Any phishing-resistant authenticators must address these attack vectors associated with phishing, says NIST:
- Impersonated websites – Phishing-resistant authenticators prevent the use of authenticators at illegitimate websites (known as verifiers) through multiple cryptographic measures. This is achieved through the establishment of authenticated protected channels for communications and methods to restrict the context of an authenticator’s use. For example, this may be achieved through name binding – where an authenticator is only valid for a specific domain (I can only use this for one website). It may also be achieved through binding to a communication channel – such as in client authenticated TLS (I can only use this over a specific connection).
- Attacker-in-the Middle – Phishing-resistant authenticators prevent an attacker-in-the-middle from capturing authentication data from the user and relaying it to the relying website. This is achieved through cryptographic measures, such as leveraging an authenticated protected channel for the exchange of information and digitally signing authentication data and messages.

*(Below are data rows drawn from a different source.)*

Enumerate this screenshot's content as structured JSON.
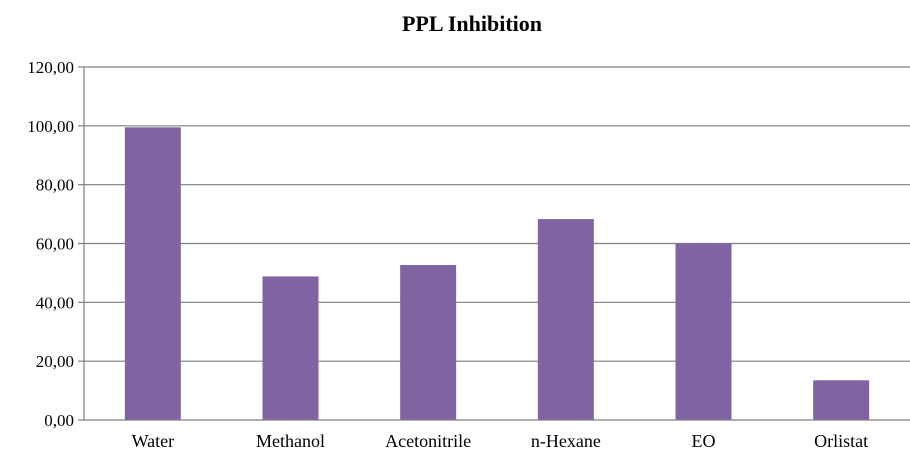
{
  "chart_data": {
    "type": "bar",
    "title": "PPL Inhibition",
    "categories": [
      "Water",
      "Methanol",
      "Acetonitrile",
      "n-Hexane",
      "EO",
      "Orlistat"
    ],
    "values": [
      99.5,
      48.8,
      52.7,
      68.3,
      60.0,
      13.5
    ],
    "ylim": [
      0,
      120
    ],
    "yticks": [
      0,
      20,
      40,
      60,
      80,
      100,
      120
    ],
    "ytick_labels": [
      "0,00",
      "20,00",
      "40,00",
      "60,00",
      "80,00",
      "100,00",
      "120,00"
    ],
    "grid": true,
    "bar_color": "#8064a2",
    "xlabel": "",
    "ylabel": ""
  }
}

- User Entry – Phishing-resistant authenticators eliminate the need for a user to type or manually input authentication data over the internet. This is achieved through the use of cryptographic keys for authentication that are unlocked locally through a biometric or PIN. No user-entered information is exchanged between the relying website and the authenticator itself.
- Replay – Phishing-resistant authenticators prevent attackers from using captured authentication data at a later point in time. Supporting cryptographic controls for restricting context and preventing attacker-in-the-middle scenarios also prevent replay attacks, particularly digitally signed and time-stamped authentication and message data.
Phishing-resistant authenticators are a critical tool in personal and enterprise security that should be embraced, says NIST. “They are not,” the blog adds, “a silver bullet. Phishing-resistant authenticators only address one focus of phishing attacks – the compromise and re-use of authenticators such as passwords and one-time passcodes. They do not mitigate phishing attempts that may have alternative goals such as installing malware or compromising personal information to be used elsewhere.
“Phishing resistant authenticators should be paired with a comprehensive phishing prevention program that includes user awareness and training, email protection controls, data loss prevention tools, and network security capabilities.”